Belated Garlic

28 July 2002

I don't stink quite as much as I did. I came home last night reeking of sunblock and garlic. It was a good Garlic Festival. I don't really feel the need to have garlic ice cream again, but the garlic sausage was really impressively garlicky. We kind of had to play Marco Polo with our cell phones to find Amber, since the festival was much, much bigger than we thought.

This is my attempt to make a yummy face at the garlic ice cream. I didn't like it that much, so it came out a good deal more skeptical than yummy.

And here's Amber. She also brought one of her flight attendant friends, but he didn't seem to be the sort of guy you just threw your arm around, screaming, "Smile!", so we have no pictures of him. (Actually, I don't do that to anyone.)

We brought home a pound of garlic, some garlic pistachios, and garlic salsa. And some corn, but that was by the roadside, not at the festival itself. I'm pretty satisfied with our Garlic Festival experience, although I'm not sure I'd go back again next year if we still live here.

Before we drove down to Gilroy (through Moussaoui-reasonable traffic), we went to the local mall. Uff da. Third verse, same as the first. Only worse. Not only could I not find shoes or skirts (or dresses or anything) that I wanted, I couldn't find some of the things that I thought were quick errands. Navy tights. Target had no navy tights. I don't need them until fall, probably, but still. It wasn't that they had none of them in my size. They had none. And some people didn't have much left on their wedding registry that wasn't either tiny or furniture, so we couldn't buy them something cool yet, either. Sigh. Do you know what size Limited thinks I am? Limited thinks I am a size 0 with a size -2 or -4 waist. (And, of course, they don't sell that size combo.) Um, just, no. No, no, no, no, no. I'm really scared, because most of my summer skirts and shorts are at least a few years old, and they're cotton (not polyester, which will last until the end of time), so I have this fear that they will all wear out at once and I will have nothing to wear and no prospects of finding anything and will have to go naked for the rest of my life. I also have this crazy hope that it'll be better in the Upper Midwest, where there are more Scandichicks and thus a better chance of people having similar bones and genes to mine.

Sigh.

On a happier note, My short-short, Instead of Glass Slippers, is up at Rogue Worlds, so go, read, enjoy. It's a short-short, so even if you don't like reading stuff online, it shouldn't be a big problem.

So.

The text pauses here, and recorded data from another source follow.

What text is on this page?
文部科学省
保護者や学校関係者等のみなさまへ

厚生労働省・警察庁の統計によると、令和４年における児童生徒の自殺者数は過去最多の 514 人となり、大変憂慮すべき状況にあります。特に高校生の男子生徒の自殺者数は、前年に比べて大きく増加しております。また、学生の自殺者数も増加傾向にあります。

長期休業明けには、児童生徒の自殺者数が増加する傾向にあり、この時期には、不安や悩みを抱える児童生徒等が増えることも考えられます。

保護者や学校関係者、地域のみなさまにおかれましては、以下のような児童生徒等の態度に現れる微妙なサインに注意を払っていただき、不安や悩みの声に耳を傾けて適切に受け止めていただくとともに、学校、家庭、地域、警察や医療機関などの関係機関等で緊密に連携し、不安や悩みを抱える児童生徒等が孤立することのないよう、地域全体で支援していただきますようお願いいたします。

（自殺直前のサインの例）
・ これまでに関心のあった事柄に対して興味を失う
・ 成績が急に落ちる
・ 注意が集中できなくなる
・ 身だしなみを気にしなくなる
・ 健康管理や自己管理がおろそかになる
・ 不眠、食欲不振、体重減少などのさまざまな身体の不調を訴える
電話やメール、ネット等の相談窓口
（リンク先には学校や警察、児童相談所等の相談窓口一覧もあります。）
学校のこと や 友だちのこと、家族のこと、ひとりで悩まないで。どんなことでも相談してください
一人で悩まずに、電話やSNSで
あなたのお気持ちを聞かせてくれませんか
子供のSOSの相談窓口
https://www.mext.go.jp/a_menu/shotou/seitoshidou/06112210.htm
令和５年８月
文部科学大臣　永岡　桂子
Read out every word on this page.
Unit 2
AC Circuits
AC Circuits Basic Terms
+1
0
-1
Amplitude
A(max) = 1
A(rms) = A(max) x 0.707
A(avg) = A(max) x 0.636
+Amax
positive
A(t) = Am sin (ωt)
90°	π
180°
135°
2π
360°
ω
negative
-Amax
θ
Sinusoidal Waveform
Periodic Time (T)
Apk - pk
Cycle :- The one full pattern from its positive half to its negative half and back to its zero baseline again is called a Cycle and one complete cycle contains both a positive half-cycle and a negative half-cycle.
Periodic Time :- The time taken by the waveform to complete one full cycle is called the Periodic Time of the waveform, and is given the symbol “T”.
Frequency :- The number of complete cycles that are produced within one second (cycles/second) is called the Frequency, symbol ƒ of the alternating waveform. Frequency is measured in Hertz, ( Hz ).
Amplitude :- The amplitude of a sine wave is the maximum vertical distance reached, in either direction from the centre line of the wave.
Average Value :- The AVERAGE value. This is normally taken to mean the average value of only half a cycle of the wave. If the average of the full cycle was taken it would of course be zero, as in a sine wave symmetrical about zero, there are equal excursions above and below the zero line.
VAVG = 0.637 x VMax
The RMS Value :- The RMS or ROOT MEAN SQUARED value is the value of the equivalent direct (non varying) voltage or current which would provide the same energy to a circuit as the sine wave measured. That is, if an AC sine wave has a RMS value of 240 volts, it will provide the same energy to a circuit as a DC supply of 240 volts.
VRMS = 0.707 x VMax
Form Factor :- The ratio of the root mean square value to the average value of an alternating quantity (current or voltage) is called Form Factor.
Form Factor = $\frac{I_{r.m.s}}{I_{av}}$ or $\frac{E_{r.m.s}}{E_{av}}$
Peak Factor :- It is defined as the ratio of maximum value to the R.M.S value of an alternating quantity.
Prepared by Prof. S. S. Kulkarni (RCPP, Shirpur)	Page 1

Otherwise...I was sitting here, happily reading along in the latest Bluejack entry, and I got to this: "The main thrust of his [China Miéville's] short talk was on the importance of fantastic literature, what it can be, what it should be, what makes it fantastic, how the stagnant body of 'high fantasy' is failing in its duty."

Its duty.

Perhaps you can imagine how well that one went over with me. But guess what? I'm gonna tell you anyway. (Aren't you lucky.)

See, I don't believe high fantasy -- or any particular branch of literature, or, in fact, any art -- has one unified duty. Much less one particular duty that has been revealed to any author working in the field. I believe the first duty of my fiction is to tell an interesting story, and that's one of the criteria on which I judge other people's fiction, too. But. If I don't like a piece of fiction, or a group of pieces of fiction, I don't believe it has failed in its duty. It may have failed to hold me, but no author in any field has an obligation to me, my principles, my preferences, or my beliefs.

I express my opinions on fiction. Of course I do. I write letters to authors and editors when I particularly like something they've published. But I expect that the authors and editors will weigh that opinion with other people's opinions and with their own priorities. I expect that if nobody else likes the books I like, or if they like them for utterly different reasons, I will have a harder and harder time finding things that I like or agree with. I don't think it's anybody's duty to change that, except maybe my own.

If we have a duty to do something in art, we also have a duty not to do something. There are some things that are made off-limits by the very existence of that duty -- not just out of the scope of one author's aims, but something that No Author Should Try because it is Their Duty to do something else. And whether that's a novel-length prose-poem or another huge elfy fantasy, I'm just not willing to tell people that they can't, ever, at all. Or that they should be doing something else. Or that if they can't do something else, they just shouldn't write. I may not want to read a novel-length prose-poem or another huge elfy fantasy, but if that's what gets stuck in your head and wants to get out, hey, good luck to you. I'm not your mommy, I'm not your conscience, and I'm not the Queen High Goddess of Anything Much. I'm not in charge of figuring out your duty for you, along with the (identical) duty of anyone else who might want to try his or her hand at this type of work. And I'm really, really skeptical of anyone who thinks that he is.

Especially when what he claims to be opposed to is stagnation.